There are challenges for this proposed, preferred path. The area around Chickamauga Dam is now closed because construction on the locks has stopped. It is hoped that Senator Lamar Alexander can get that problem resolved. The North River Connector greenway has not yet been designed, and TDOT will not allow foot or bike traffic to cross the bridge over the river.

The trail is a composite of various trails built and maintained by different organizations and volunteers from each of the areas it travels through. It is a patchwork of existing footpaths maintained by local trail partners with new pathways built to fill in the gaps between the old ones. Some of the breaks in the route will use “interim” paths that follow streets and roadways until the “preferred” paths that follow greenways can be built.

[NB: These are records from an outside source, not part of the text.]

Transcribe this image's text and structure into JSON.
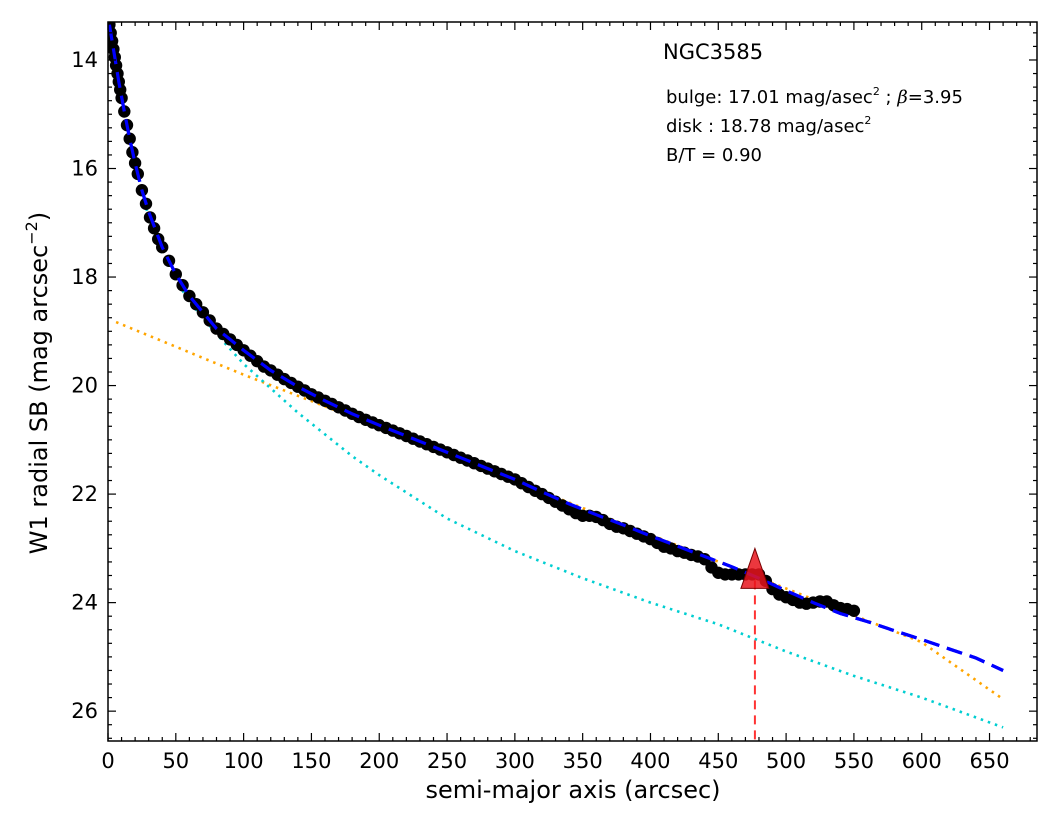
{
  "chart_data": {
    "type": "scatter",
    "title": "NGC3585",
    "xlabel": "semi-major axis (arcsec)",
    "ylabel": "W1 radial SB (mag arcsec",
    "ylabel_exp": "−2",
    "ylabel_close": ")",
    "xlim": [
      0,
      685
    ],
    "ylim": [
      26.55,
      13.3
    ],
    "y_inverted": true,
    "xticks": [
      0,
      50,
      100,
      150,
      200,
      250,
      300,
      350,
      400,
      450,
      500,
      550,
      600,
      650
    ],
    "yticks": [
      14,
      16,
      18,
      20,
      22,
      24,
      26
    ],
    "grid": false,
    "annotations": {
      "bulge_prefix": "bulge: 17.01 mag/asec",
      "bulge_mid": " ; ",
      "beta_symbol": "β",
      "bulge_suffix": "=3.95",
      "disk_prefix": "disk  : 18.78 mag/asec",
      "sup2": "2",
      "bt": "B/T = 0.90"
    },
    "series": [
      {
        "kind": "data-points",
        "color": "#000000",
        "x": [
          1,
          2,
          3,
          4,
          5,
          6,
          7,
          8,
          9,
          10,
          12,
          14,
          16,
          18,
          20,
          22,
          25,
          28,
          31,
          34,
          37,
          40,
          45,
          50,
          55,
          60,
          65,
          70,
          75,
          80,
          85,
          90,
          95,
          100,
          105,
          110,
          115,
          120,
          125,
          130,
          135,
          140,
          145,
          150,
          155,
          160,
          165,
          170,
          175,
          180,
          185,
          190,
          195,
          200,
          205,
          210,
          215,
          220,
          225,
          230,
          235,
          240,
          245,
          250,
          255,
          260,
          265,
          270,
          275,
          280,
          285,
          290,
          295,
          300,
          305,
          310,
          315,
          320,
          325,
          330,
          335,
          340,
          345,
          350,
          355,
          360,
          365,
          370,
          375,
          380,
          385,
          390,
          395,
          400,
          405,
          410,
          415,
          420,
          425,
          430,
          435,
          440,
          445,
          450,
          455,
          460,
          465,
          470,
          475,
          480,
          485,
          490,
          495,
          500,
          505,
          510,
          515,
          520,
          525,
          530,
          535,
          540,
          545,
          550
        ],
        "y": [
          13.35,
          13.5,
          13.65,
          13.8,
          13.95,
          14.1,
          14.25,
          14.4,
          14.55,
          14.7,
          14.95,
          15.2,
          15.45,
          15.7,
          15.9,
          16.1,
          16.4,
          16.65,
          16.9,
          17.1,
          17.3,
          17.45,
          17.7,
          17.95,
          18.15,
          18.35,
          18.5,
          18.65,
          18.8,
          18.95,
          19.05,
          19.15,
          19.25,
          19.35,
          19.45,
          19.55,
          19.65,
          19.72,
          19.8,
          19.88,
          19.95,
          20.02,
          20.09,
          20.16,
          20.22,
          20.28,
          20.34,
          20.4,
          20.46,
          20.52,
          20.58,
          20.63,
          20.68,
          20.73,
          20.78,
          20.83,
          20.88,
          20.93,
          20.98,
          21.03,
          21.08,
          21.13,
          21.18,
          21.23,
          21.28,
          21.33,
          21.38,
          21.43,
          21.48,
          21.53,
          21.58,
          21.63,
          21.68,
          21.73,
          21.8,
          21.87,
          21.94,
          22.0,
          22.07,
          22.14,
          22.21,
          22.28,
          22.35,
          22.4,
          22.4,
          22.42,
          22.48,
          22.55,
          22.6,
          22.63,
          22.68,
          22.73,
          22.78,
          22.83,
          22.9,
          22.97,
          23.0,
          23.05,
          23.08,
          23.12,
          23.15,
          23.2,
          23.35,
          23.45,
          23.48,
          23.48,
          23.48,
          23.48,
          23.48,
          23.48,
          23.6,
          23.75,
          23.85,
          23.9,
          23.95,
          24.0,
          24.02,
          24.0,
          23.98,
          23.98,
          24.05,
          24.1,
          24.12,
          24.15
        ]
      },
      {
        "kind": "total-fit",
        "color": "#0000ff",
        "dash": "dashed",
        "x": [
          1,
          3,
          5,
          8,
          12,
          16,
          20,
          25,
          30,
          40,
          50,
          60,
          70,
          80,
          90,
          100,
          120,
          140,
          160,
          180,
          200,
          220,
          240,
          260,
          280,
          300,
          320,
          340,
          360,
          380,
          400,
          420,
          440,
          460,
          480,
          500,
          520,
          540,
          560,
          580,
          600,
          620,
          640,
          660
        ],
        "y": [
          13.35,
          13.65,
          13.95,
          14.4,
          14.95,
          15.45,
          15.9,
          16.4,
          16.8,
          17.45,
          17.95,
          18.35,
          18.65,
          18.95,
          19.15,
          19.35,
          19.72,
          20.02,
          20.28,
          20.52,
          20.73,
          20.93,
          21.13,
          21.33,
          21.53,
          21.73,
          21.96,
          22.18,
          22.38,
          22.57,
          22.77,
          22.96,
          23.15,
          23.34,
          23.55,
          23.78,
          24.0,
          24.2,
          24.35,
          24.52,
          24.68,
          24.85,
          25.02,
          25.25
        ]
      },
      {
        "kind": "bulge",
        "color": "#00ced1",
        "dash": "dotted",
        "x": [
          1,
          5,
          10,
          20,
          30,
          40,
          50,
          60,
          80,
          100,
          120,
          140,
          160,
          180,
          200,
          250,
          300,
          350,
          400,
          450,
          500,
          550,
          600,
          660
        ],
        "y": [
          13.35,
          14.0,
          14.7,
          15.95,
          16.9,
          17.55,
          18.05,
          18.45,
          19.05,
          19.6,
          20.05,
          20.5,
          20.9,
          21.3,
          21.65,
          22.45,
          23.05,
          23.55,
          24.0,
          24.4,
          24.9,
          25.35,
          25.75,
          26.3
        ]
      },
      {
        "kind": "disk",
        "color": "#ffa500",
        "dash": "dotted",
        "x": [
          6,
          100,
          200,
          300,
          400,
          500,
          600,
          660
        ],
        "y": [
          18.83,
          19.8,
          20.77,
          21.76,
          22.75,
          23.74,
          24.73,
          25.78
        ]
      }
    ],
    "marker": {
      "shape": "triangle",
      "color": "#e8141c",
      "x": 477,
      "y": 23.48,
      "dash_color": "#ff3333"
    }
  }
}
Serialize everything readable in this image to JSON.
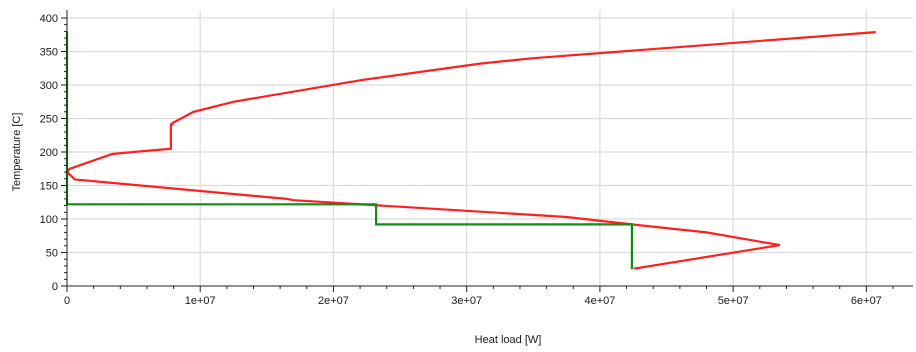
{
  "chart_data": {
    "type": "line",
    "title": "",
    "xlabel": "Heat load [W]",
    "ylabel": "Temperature [C]",
    "xlim": [
      0,
      63500000
    ],
    "ylim": [
      0,
      400
    ],
    "x_ticks": [
      0,
      10000000,
      20000000,
      30000000,
      40000000,
      50000000,
      60000000
    ],
    "x_tick_labels": [
      "0",
      "1e+07",
      "2e+07",
      "3e+07",
      "4e+07",
      "5e+07",
      "6e+07"
    ],
    "y_ticks": [
      0,
      50,
      100,
      150,
      200,
      250,
      300,
      350,
      400
    ],
    "y_tick_labels": [
      "0",
      "50",
      "100",
      "150",
      "200",
      "250",
      "300",
      "350",
      "400"
    ],
    "grid": true,
    "legend": "none",
    "series": [
      {
        "color": "#ff2020",
        "x": [
          60700000,
          35000000,
          31000000,
          22000000,
          12500000,
          9500000,
          7900000,
          7900000,
          7800000,
          7800000,
          5000000,
          3400000,
          200000,
          0,
          600000,
          16500000,
          17000000,
          37500000,
          42400000,
          48000000,
          53500000,
          42600000,
          42600000
        ],
        "y": [
          379,
          340,
          332,
          307,
          275,
          260,
          243,
          241,
          241,
          205,
          200,
          197,
          175,
          170,
          159,
          130,
          128,
          103,
          92,
          80,
          61,
          26,
          25
        ]
      },
      {
        "color": "#138a13",
        "x": [
          0,
          0,
          23200000,
          23200000,
          42400000,
          42400000
        ],
        "y": [
          380,
          122,
          122,
          92,
          92,
          25
        ]
      }
    ]
  }
}
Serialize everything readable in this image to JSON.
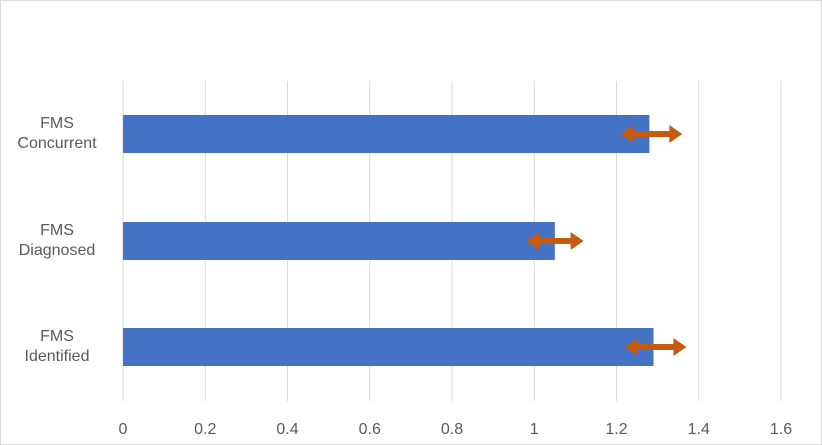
{
  "chart_data": {
    "type": "bar",
    "orientation": "horizontal",
    "title": "",
    "xlabel": "",
    "ylabel": "",
    "xlim": [
      0,
      1.6
    ],
    "x_ticks": [
      0,
      0.2,
      0.4,
      0.6,
      0.8,
      1,
      1.2,
      1.4,
      1.6
    ],
    "x_tick_labels": [
      "0",
      "0.2",
      "0.4",
      "0.6",
      "0.8",
      "1",
      "1.2",
      "1.4",
      "1.6"
    ],
    "grid": "vertical",
    "legend": "none",
    "categories": [
      [
        "FMS",
        "Concurrent"
      ],
      [
        "FMS",
        "Diagnosed"
      ],
      [
        "FMS",
        "Identified"
      ]
    ],
    "values": [
      1.28,
      1.05,
      1.29
    ],
    "error_ranges": [
      [
        1.21,
        1.36
      ],
      [
        0.98,
        1.12
      ],
      [
        1.22,
        1.37
      ]
    ],
    "bar_color": "#4472C4",
    "error_color": "#C55A11",
    "grid_color": "#d9d9d9"
  }
}
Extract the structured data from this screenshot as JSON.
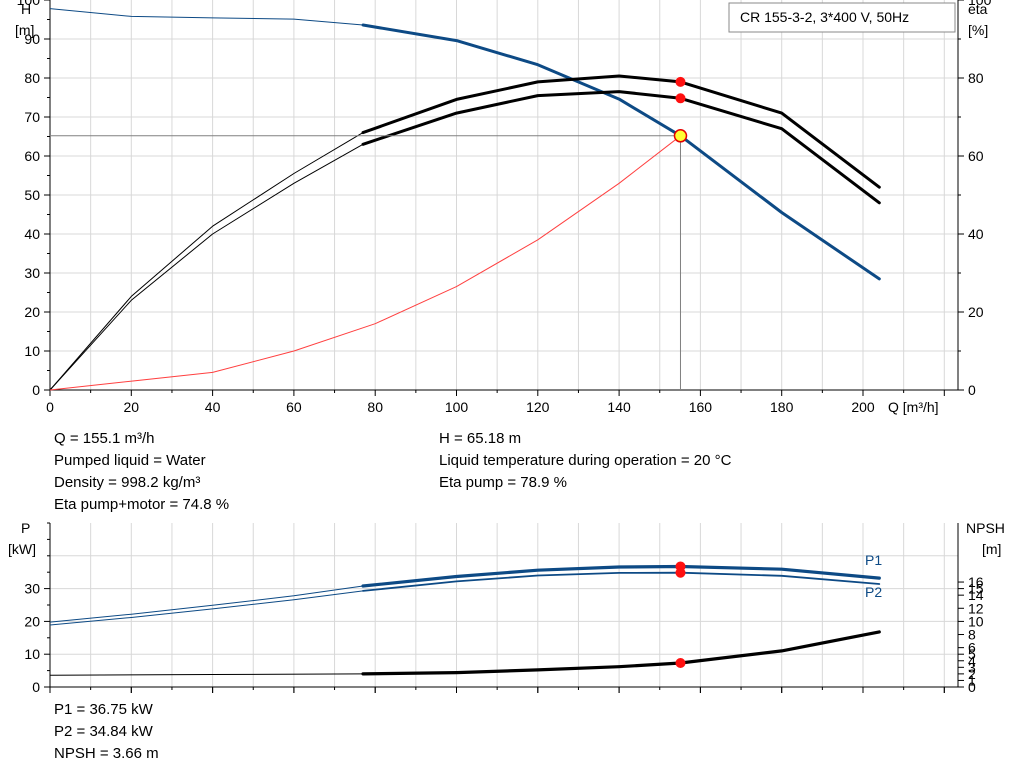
{
  "chart_data": [
    {
      "type": "line",
      "title": "CR 155-3-2, 3*400 V, 50Hz",
      "x_axis": {
        "label": "Q [m³/h]",
        "range": [
          0,
          220
        ],
        "ticks": [
          0,
          20,
          40,
          60,
          80,
          100,
          120,
          140,
          160,
          180,
          200
        ]
      },
      "y_left": {
        "label": "H",
        "unit": "[m]",
        "range": [
          0,
          100
        ],
        "ticks": [
          0,
          10,
          20,
          30,
          40,
          50,
          60,
          70,
          80,
          90,
          100
        ]
      },
      "y_right": {
        "label": "eta",
        "unit": "[%]",
        "range": [
          0,
          100
        ],
        "ticks": [
          0,
          20,
          40,
          60,
          80,
          100
        ]
      },
      "grid": true,
      "operating_point": {
        "Q": 155.1,
        "H": 65.18,
        "eta_pump": 78.9,
        "eta_pump_motor": 74.8
      },
      "series": [
        {
          "color": "#0d4a85",
          "axis": "left",
          "thin_until_x": 77,
          "points": [
            [
              0,
              97.8
            ],
            [
              20,
              95.8
            ],
            [
              40,
              95.4
            ],
            [
              60,
              95.1
            ],
            [
              77,
              93.6
            ],
            [
              100,
              89.6
            ],
            [
              120,
              83.4
            ],
            [
              140,
              74.6
            ],
            [
              155.1,
              65.18
            ],
            [
              180,
              45.5
            ],
            [
              204,
              28.5
            ]
          ]
        },
        {
          "color": "#000000",
          "axis": "right",
          "thin_until_x": 77,
          "points": [
            [
              0,
              0
            ],
            [
              20,
              24
            ],
            [
              40,
              42
            ],
            [
              60,
              55.5
            ],
            [
              77,
              66
            ],
            [
              100,
              74.5
            ],
            [
              120,
              79
            ],
            [
              140,
              80.5
            ],
            [
              155.1,
              79
            ],
            [
              180,
              71
            ],
            [
              204,
              52
            ]
          ]
        },
        {
          "color": "#000000",
          "axis": "right",
          "thin_until_x": 77,
          "points": [
            [
              0,
              0
            ],
            [
              20,
              23
            ],
            [
              40,
              40
            ],
            [
              60,
              53
            ],
            [
              77,
              63
            ],
            [
              100,
              71
            ],
            [
              120,
              75.5
            ],
            [
              140,
              76.5
            ],
            [
              155.1,
              74.8
            ],
            [
              180,
              67
            ],
            [
              204,
              48
            ]
          ]
        },
        {
          "color": "#ff4040",
          "axis": "left",
          "thin_until_x": 999,
          "points": [
            [
              0,
              0
            ],
            [
              40,
              4.5
            ],
            [
              60,
              10
            ],
            [
              80,
              17
            ],
            [
              100,
              26.5
            ],
            [
              120,
              38.5
            ],
            [
              140,
              53
            ],
            [
              155.1,
              65.18
            ]
          ]
        }
      ],
      "markers_right": [
        79,
        74.8
      ]
    },
    {
      "type": "line",
      "x_axis": {
        "range": [
          0,
          220
        ]
      },
      "y_left": {
        "label": "P",
        "unit": "[kW]",
        "range": [
          0,
          50
        ],
        "ticks": [
          0,
          10,
          20,
          30
        ]
      },
      "y_right": {
        "label": "NPSH",
        "unit": "[m]",
        "range": [
          0,
          25
        ],
        "ticks": [
          0,
          2,
          4,
          6,
          8,
          10,
          12,
          14,
          16
        ],
        "ticks_detail": [
          0,
          1,
          2,
          3,
          4,
          5,
          6,
          8,
          10,
          12,
          14,
          15,
          16
        ]
      },
      "grid": true,
      "series": [
        {
          "name": "P1",
          "color": "#0d4a85",
          "axis": "left",
          "thin_until_x": 77,
          "width": 3.2,
          "points": [
            [
              0,
              19.8
            ],
            [
              20,
              22.2
            ],
            [
              40,
              24.9
            ],
            [
              60,
              27.8
            ],
            [
              77,
              30.8
            ],
            [
              100,
              33.7
            ],
            [
              120,
              35.6
            ],
            [
              140,
              36.6
            ],
            [
              155.1,
              36.75
            ],
            [
              180,
              35.9
            ],
            [
              204,
              33.2
            ]
          ]
        },
        {
          "name": "P2",
          "color": "#0d4a85",
          "axis": "left",
          "thin_until_x": 77,
          "width": 1.8,
          "points": [
            [
              0,
              18.9
            ],
            [
              20,
              21.2
            ],
            [
              40,
              23.8
            ],
            [
              60,
              26.6
            ],
            [
              77,
              29.3
            ],
            [
              100,
              32.2
            ],
            [
              120,
              34
            ],
            [
              140,
              34.8
            ],
            [
              155.1,
              34.84
            ],
            [
              180,
              33.9
            ],
            [
              204,
              31.4
            ]
          ]
        },
        {
          "name": "NPSH",
          "color": "#000000",
          "axis": "right",
          "thin_until_x": 77,
          "width": 3.2,
          "points": [
            [
              0,
              1.8
            ],
            [
              40,
              1.9
            ],
            [
              77,
              2
            ],
            [
              100,
              2.2
            ],
            [
              120,
              2.6
            ],
            [
              140,
              3.1
            ],
            [
              155.1,
              3.66
            ],
            [
              180,
              5.5
            ],
            [
              204,
              8.4
            ]
          ]
        }
      ],
      "markers_left": [
        36.75,
        34.84
      ],
      "markers_right": [
        3.66
      ]
    }
  ],
  "info_top": {
    "left": [
      "Q = 155.1 m³/h",
      "Pumped liquid = Water",
      "Density = 998.2 kg/m³",
      "Eta pump+motor = 74.8 %"
    ],
    "right": [
      "H = 65.18 m",
      "Liquid temperature during operation = 20 °C",
      "Eta pump = 78.9 %"
    ]
  },
  "info_bottom": [
    "P1 = 36.75 kW",
    "P2 = 34.84 kW",
    "NPSH = 3.66 m"
  ]
}
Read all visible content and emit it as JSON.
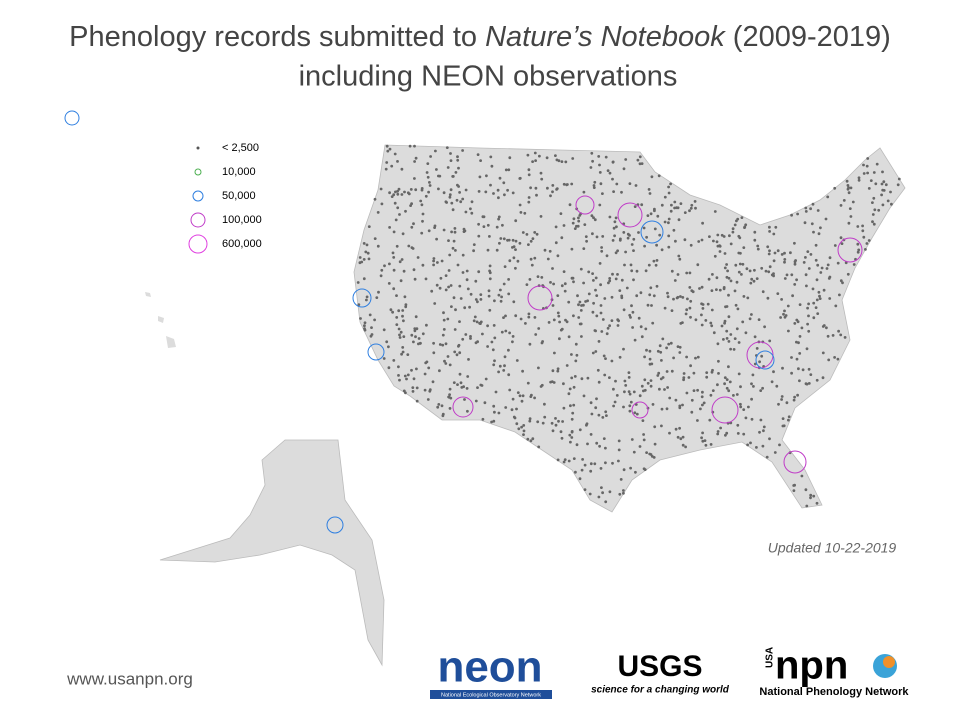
{
  "title": {
    "line1_prefix": "Phenology records submitted to ",
    "line1_italic": "Nature’s Notebook",
    "line1_suffix": " (2009-2019)",
    "line2": "including NEON observations"
  },
  "legend": {
    "items": [
      {
        "label": "< 2,500",
        "color": "#555555"
      },
      {
        "label": "10,000",
        "color": "#4caf50"
      },
      {
        "label": "50,000",
        "color": "#2f7fe0"
      },
      {
        "label": "100,000",
        "color": "#c03cc8"
      },
      {
        "label": "600,000",
        "color": "#e040e0"
      }
    ]
  },
  "updated": "Updated 10-22-2019",
  "footer": {
    "url": "www.usanpn.org",
    "neon": {
      "text": "neon",
      "subtext": "National Ecological Observatory Network"
    },
    "usgs": {
      "text": "USGS",
      "subtext": "science for a changing world"
    },
    "npn": {
      "prefix": "USA",
      "text": "npn",
      "subtext": "National Phenology Network"
    }
  }
}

Putting together a system comprised of independent trails has presented some challenges for the umbrella organization. The network consists of footpaths in nine states, involving 10 clubs and 11 existing trails. Initially, five gaps ranging from 50-200 miles between the existing paths needed to be filled in including one through West Virginia where there was no hiking organization to get involved. Progress made in the past five years includes trails, bridges and shelters being built, and brochures, signs and a website being created. It is now open for hiking north of I-64, which runs from Kentucky to Virginia.

The new GET is not intended for use by only long-distance hikers. Mr. Devine said that since the AT opened around 12,000 people have hiked it. Annually, 400-450 report they have completed the entire distance, but two-three million people hike parts of it each year. He touted the development of the new trail system as a place for solitude, to encourage conservation, saving land for national heritage, recreation and health and for community development. Historically, towns will benefit from having a hiking trail cross through.

In describing what to expect of the GET, he said that the highest elevation of 3,500 feet is lower than the Appalachian Trail, which has points as high as 6,000 feet. He said comparing the two, that this new one is more primitive and has less populated surroundings. Also, the interim routes will be used until more permanent ones are established.

In a question and answer session, the audience was told that the composite trail system is being marked with an identifying logo. An alternative route to get across the river was suggested for the Lookout Mountain segment of the trail. Garnet Chapin asked if other hiking clubs such as the newly formed Lookout Mountain Hiking Club, organized by John Wilson, might help in creating the pathways in this section. “Very definitely, we’d like your help” was answered. More can be learned about the Great Eastern Trail at www.greateasterntreail.net.

Mr. Devine told the crowd of interested people that “the Great Eastern Trail is another reason to complete the greenways in Chattanooga.” And, he added, “Chattanooga is one more reason for people to hike the Great Eastern Trail.”